He was the sole voice of opposition to Brisbane City Council’s bid to host the Olympics but Greens councillor Jonathan Sri is adamant the negative impacts outweigh the positive.
The council’s confidential meeting this week included briefings from president of the Australian Olympic Committee (AOC) John Coates and the president of the Paralympics Committee Jock O’Callaghan.
The vote to formalise Brisbane’s commitment to the Games has paved the way for a formal bid to host the 2032 Olympic Games. It received bipartisan support with Sri the only dissenter.
Media and the public were barred from the meeting, to protect the locations of potential developments and any impacts it would have on property prices, the council said.
“While hosting undoubtedly offers some positive opportunities, after considering all the available information, I was concerned that the negative impacts upon our city will outweigh the benefits,” Sri said.
“Evidence from recent Olympics points to major cost overruns, significant disruption to residents, superfluous sports infrastructure that’s not as useful long-term as proponents might have suggested, and economic benefits flowing predominantly to major corporations rather than local businesses.”
Sri said taxpayers would have to foot the bill, estimated to be about $900 million, to develop new sporting venues.
An IOC feasibility study highlighted Brisbane’s need for about 20 per cent more sporting facilities.
Sri said the council and state governments were negotiating with the IOC over a new 50,000-seat stadium earmarked for Albion.
The Brisbane bid includes plans for seven new venues across the southeast corner, but that could be reduced to two with the use of existing facilities.

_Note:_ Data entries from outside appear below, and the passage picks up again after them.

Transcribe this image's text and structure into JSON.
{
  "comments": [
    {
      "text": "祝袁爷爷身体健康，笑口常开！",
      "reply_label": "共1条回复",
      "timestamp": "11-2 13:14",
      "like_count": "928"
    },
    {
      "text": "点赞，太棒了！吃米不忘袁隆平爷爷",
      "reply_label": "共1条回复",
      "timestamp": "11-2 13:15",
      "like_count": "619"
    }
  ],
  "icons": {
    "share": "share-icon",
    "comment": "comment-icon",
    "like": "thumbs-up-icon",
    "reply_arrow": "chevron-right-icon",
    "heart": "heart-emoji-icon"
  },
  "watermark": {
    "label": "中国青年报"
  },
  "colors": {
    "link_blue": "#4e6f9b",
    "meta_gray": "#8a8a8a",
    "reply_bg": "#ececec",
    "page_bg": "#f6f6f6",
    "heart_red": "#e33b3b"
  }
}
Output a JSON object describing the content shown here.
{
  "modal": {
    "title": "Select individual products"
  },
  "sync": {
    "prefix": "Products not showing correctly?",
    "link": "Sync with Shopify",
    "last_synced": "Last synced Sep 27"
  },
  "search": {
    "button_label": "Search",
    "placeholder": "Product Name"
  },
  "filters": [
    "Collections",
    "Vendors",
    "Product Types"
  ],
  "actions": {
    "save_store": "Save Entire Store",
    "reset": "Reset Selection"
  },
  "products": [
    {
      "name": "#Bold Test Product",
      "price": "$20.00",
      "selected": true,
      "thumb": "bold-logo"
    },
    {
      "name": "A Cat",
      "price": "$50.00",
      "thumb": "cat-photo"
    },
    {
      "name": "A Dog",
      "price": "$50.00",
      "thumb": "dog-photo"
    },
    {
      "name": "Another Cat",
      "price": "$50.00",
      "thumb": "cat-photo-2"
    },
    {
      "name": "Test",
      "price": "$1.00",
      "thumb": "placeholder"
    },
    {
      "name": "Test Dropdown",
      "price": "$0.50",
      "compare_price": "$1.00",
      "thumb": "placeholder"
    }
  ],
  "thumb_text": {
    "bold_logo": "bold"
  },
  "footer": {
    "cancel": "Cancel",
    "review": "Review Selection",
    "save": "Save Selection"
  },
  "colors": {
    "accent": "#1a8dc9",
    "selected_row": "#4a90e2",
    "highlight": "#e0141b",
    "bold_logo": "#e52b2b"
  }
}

“While some of the infrastructure built for the Olympics can certainly leave a positive legacy and lasting public benefit, it’s almost inevitable that we’ll also spend public money building Olympics-standard sports facilities that we don’t really need and wouldn’t otherwise waste money on,” Sri said.
Brisbane was announced as a preferred candidate in February.
Lord Mayor Adrian Schrinner said the formalised commitment to the Games bid had received bipartisan support which was a “strong result”.
He said the Games presented a good value proposition for the city and he hoped they would receive the green light as early as July, when the Tokyo Games were due to begin.
“Brisbane City Council voted yes to the jobs that will be created, yes to the opportunities this will bring to our city, yes to the opportunity this will bring to our region and our state and yes to the bring forward and fast tracking of infrastructure and investment in our region that will service the needs of a growing population,” Schrinner said.
The final submission from the three levels of government and the AOC is due in April.